I close with a selection of the best of Ashbrook himself, all drawn from a compilation of his columns and speeches, edited and published in 1986 by Randy McNutt under the title, No Left Turns:
"Those who love freedom can only be sickened when the champagne glasses are tipped and our presidents toast Mao, Khruschev, Ceausescu, Tito and the like. While perfection is nowhere to be found in the world today, at least some norms of decency should be observed….All of our recent Presidents, including Carter, have gone too far in making accommodations to communist regimes while in pursuit of an elusive goal of peace."
"For a nation to be successful, it must have a system of private enterprise in which the capital required by industry is supplied by the people and the industry is owned by the people who supply the capital. The opposing system—socialism—in which the government supplies the capital and owns the industry, has never succeeded. If capital is essential to the providing of jobs, what possible excuse is there for the government to seize that capital by taxation to use for nonproductive purposes?"
"The smooth workings of the Federal tax machine depend on a con game. The game is to give workers higher and higher wage increases through the front door while robbing them through the back door with higher taxes and inflation. The wage increases do not keep up with higher taxes, of course, but the establishment assumes the average family is just too dumb to notice. Unfortunately for the establishment, most people are a lot smarter than most politicians realize."

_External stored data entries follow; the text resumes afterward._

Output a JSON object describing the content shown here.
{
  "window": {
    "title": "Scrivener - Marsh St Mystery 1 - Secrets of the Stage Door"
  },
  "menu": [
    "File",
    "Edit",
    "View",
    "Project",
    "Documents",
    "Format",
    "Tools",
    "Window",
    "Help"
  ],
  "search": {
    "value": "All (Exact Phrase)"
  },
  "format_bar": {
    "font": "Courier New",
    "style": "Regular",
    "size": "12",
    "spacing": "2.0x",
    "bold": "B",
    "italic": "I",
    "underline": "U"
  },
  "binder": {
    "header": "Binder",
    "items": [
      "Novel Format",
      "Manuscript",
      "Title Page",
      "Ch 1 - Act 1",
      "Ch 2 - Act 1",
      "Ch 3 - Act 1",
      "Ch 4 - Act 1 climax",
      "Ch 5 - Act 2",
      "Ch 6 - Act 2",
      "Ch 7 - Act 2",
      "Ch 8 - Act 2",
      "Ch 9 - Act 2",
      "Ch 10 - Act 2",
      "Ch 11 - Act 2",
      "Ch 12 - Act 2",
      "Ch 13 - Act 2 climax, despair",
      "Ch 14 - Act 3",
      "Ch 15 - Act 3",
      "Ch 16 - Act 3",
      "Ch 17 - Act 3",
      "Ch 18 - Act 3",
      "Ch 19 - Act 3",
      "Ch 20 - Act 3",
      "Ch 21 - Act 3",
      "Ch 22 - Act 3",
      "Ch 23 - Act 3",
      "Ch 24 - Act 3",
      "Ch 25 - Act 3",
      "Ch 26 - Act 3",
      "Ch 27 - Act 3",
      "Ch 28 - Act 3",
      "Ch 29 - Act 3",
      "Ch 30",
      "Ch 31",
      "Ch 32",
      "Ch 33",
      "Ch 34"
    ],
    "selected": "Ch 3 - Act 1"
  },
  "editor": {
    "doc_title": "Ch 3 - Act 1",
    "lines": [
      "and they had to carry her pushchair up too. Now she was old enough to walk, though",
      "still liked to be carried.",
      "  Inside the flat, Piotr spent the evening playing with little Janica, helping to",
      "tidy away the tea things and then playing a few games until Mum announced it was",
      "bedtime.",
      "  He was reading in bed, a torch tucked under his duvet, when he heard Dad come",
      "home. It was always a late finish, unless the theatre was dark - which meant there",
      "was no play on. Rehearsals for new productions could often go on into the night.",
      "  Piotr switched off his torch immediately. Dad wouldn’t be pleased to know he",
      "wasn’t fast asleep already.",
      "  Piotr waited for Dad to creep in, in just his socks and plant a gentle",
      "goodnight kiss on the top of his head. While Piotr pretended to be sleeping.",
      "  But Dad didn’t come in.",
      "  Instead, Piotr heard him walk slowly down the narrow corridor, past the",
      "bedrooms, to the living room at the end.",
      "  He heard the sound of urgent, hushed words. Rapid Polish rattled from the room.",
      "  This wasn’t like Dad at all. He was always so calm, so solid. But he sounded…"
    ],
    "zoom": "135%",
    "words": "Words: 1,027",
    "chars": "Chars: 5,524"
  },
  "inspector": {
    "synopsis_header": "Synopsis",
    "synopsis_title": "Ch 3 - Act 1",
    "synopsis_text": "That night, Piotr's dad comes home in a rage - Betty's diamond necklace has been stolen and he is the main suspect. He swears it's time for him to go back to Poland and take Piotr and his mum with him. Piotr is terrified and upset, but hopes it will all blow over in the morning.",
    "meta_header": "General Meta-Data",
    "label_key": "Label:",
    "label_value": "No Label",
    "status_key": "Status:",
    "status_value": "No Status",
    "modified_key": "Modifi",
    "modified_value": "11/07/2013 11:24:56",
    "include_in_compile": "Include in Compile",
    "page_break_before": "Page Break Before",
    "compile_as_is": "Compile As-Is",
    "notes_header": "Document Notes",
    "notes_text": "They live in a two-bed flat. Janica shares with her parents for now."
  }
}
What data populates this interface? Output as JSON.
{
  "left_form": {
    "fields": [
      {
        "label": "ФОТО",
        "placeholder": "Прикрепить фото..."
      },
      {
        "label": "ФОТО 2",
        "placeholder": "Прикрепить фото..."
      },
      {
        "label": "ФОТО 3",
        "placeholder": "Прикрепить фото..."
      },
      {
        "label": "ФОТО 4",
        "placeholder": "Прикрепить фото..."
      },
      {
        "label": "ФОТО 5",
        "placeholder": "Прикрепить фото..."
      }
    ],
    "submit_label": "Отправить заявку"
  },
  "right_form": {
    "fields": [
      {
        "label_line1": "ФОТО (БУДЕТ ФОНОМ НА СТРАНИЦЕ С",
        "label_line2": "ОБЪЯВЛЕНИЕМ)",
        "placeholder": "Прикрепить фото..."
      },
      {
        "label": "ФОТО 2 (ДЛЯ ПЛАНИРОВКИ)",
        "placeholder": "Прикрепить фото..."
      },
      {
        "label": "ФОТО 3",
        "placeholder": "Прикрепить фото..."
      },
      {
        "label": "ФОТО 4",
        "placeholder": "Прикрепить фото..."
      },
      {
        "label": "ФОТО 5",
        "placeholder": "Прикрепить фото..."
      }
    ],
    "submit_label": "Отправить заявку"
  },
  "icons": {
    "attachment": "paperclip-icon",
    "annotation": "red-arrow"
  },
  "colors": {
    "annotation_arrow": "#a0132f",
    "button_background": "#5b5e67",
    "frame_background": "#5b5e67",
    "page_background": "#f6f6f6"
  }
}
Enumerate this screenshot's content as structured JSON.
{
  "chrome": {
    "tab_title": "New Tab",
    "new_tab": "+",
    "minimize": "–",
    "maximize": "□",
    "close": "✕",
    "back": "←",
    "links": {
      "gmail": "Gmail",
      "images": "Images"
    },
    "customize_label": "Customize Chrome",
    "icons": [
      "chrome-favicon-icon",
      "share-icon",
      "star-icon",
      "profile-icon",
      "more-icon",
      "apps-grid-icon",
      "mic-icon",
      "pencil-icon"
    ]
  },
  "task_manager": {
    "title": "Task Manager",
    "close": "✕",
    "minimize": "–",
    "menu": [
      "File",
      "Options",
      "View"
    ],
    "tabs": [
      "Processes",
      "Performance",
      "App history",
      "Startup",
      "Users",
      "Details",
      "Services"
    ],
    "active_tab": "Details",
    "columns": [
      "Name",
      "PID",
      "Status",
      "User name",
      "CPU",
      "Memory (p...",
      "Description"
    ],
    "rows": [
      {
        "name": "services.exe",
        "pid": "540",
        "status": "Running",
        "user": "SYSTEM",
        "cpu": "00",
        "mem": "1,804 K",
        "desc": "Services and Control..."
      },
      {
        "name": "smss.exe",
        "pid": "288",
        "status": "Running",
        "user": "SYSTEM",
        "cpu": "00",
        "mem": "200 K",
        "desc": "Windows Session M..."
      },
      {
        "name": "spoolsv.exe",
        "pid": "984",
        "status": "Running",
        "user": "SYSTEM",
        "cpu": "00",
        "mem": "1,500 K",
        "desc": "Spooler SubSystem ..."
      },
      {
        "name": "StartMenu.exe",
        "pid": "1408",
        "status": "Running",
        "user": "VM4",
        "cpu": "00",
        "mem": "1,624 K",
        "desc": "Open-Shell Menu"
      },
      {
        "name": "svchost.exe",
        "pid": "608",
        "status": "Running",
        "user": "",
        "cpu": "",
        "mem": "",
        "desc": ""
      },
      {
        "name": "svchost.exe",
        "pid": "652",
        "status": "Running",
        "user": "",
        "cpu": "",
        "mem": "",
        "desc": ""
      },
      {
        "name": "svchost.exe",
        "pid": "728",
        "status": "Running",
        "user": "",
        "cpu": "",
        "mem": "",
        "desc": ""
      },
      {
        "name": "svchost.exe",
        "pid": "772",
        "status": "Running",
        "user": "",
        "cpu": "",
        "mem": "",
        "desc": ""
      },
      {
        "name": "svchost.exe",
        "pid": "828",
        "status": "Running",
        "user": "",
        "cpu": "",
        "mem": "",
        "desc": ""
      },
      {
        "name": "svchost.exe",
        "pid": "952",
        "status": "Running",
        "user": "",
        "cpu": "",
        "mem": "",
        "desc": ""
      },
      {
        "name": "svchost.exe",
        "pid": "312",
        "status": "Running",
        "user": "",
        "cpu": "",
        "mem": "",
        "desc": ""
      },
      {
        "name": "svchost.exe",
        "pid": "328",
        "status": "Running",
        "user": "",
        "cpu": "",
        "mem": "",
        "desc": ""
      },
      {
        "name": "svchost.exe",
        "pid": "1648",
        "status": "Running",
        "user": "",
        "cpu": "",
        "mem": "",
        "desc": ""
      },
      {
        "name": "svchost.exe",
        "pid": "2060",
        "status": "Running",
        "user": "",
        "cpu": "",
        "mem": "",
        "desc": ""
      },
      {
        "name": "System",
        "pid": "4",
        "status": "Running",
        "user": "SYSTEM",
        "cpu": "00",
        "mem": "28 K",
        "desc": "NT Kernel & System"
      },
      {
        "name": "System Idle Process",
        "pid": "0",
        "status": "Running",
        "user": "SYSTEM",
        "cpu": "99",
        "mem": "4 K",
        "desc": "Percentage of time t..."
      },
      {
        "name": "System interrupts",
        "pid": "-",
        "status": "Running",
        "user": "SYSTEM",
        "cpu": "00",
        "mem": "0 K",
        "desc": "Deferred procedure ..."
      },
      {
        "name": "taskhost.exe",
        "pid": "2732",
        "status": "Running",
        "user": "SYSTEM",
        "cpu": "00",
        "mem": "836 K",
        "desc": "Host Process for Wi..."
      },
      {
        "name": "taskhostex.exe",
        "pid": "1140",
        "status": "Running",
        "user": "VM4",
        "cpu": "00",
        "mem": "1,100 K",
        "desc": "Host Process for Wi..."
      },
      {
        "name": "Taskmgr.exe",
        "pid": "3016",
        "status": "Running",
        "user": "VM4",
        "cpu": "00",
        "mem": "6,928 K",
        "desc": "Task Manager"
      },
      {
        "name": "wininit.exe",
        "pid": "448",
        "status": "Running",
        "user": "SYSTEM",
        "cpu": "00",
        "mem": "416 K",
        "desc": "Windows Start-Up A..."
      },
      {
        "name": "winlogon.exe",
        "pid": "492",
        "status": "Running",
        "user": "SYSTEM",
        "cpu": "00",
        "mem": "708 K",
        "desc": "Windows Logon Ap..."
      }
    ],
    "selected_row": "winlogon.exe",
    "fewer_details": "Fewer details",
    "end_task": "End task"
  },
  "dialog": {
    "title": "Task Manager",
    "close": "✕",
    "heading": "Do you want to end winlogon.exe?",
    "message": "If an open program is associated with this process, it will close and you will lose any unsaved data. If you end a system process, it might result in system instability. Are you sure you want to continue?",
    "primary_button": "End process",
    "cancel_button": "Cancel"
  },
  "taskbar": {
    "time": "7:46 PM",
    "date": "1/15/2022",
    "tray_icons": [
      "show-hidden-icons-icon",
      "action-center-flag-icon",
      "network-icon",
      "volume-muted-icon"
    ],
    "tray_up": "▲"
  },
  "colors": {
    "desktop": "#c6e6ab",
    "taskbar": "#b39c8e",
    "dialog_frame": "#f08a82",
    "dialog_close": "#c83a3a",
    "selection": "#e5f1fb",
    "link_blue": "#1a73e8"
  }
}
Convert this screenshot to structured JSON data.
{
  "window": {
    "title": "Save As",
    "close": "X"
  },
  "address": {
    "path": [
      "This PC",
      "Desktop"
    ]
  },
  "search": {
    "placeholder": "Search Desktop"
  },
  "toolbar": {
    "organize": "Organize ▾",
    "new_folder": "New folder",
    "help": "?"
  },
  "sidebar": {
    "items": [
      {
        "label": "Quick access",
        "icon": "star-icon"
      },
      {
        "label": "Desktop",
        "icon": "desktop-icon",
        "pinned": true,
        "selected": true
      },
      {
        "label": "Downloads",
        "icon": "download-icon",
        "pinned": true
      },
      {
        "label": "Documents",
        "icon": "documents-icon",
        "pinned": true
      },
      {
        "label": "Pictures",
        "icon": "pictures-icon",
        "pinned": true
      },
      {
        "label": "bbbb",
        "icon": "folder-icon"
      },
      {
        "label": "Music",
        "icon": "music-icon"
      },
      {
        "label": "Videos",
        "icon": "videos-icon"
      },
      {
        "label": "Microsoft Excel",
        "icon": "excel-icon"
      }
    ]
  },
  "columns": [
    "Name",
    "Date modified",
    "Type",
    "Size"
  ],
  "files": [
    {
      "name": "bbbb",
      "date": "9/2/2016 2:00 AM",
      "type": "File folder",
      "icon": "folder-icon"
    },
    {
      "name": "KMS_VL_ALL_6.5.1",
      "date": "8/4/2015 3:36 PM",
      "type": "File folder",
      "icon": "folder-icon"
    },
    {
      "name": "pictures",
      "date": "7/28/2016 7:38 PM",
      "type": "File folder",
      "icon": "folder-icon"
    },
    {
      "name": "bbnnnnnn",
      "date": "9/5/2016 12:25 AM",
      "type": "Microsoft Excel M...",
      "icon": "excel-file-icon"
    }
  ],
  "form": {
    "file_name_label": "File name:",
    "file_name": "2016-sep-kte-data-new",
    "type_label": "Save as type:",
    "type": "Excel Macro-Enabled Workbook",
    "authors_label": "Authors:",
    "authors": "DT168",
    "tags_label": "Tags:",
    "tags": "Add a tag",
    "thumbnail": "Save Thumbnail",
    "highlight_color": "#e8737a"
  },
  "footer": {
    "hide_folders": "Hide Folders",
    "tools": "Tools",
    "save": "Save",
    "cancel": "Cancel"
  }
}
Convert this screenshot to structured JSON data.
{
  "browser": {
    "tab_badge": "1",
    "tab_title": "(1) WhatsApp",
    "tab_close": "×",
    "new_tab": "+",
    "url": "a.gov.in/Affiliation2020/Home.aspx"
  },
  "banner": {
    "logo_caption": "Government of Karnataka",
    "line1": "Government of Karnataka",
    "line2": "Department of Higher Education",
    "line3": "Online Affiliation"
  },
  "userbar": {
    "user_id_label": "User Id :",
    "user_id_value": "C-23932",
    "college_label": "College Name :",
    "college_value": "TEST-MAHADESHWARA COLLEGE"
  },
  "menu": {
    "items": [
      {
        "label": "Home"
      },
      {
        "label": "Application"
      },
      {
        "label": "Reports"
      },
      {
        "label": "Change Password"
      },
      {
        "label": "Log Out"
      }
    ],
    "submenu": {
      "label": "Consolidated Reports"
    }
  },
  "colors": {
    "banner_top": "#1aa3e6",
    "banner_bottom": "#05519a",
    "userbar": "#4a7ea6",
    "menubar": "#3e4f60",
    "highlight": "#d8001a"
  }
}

"I guess I’m one of those who believes that promises, platforms and philosophies are important. As I have often said, kind of humorously, I wasn’t one of those Republicans who could view something with alarm under Johnson and then to pride under Nixon for the same thing. So I’m a strange breed. I’m a Republican, but I’m not a party man. The more I see parties, the more I think they sell people out."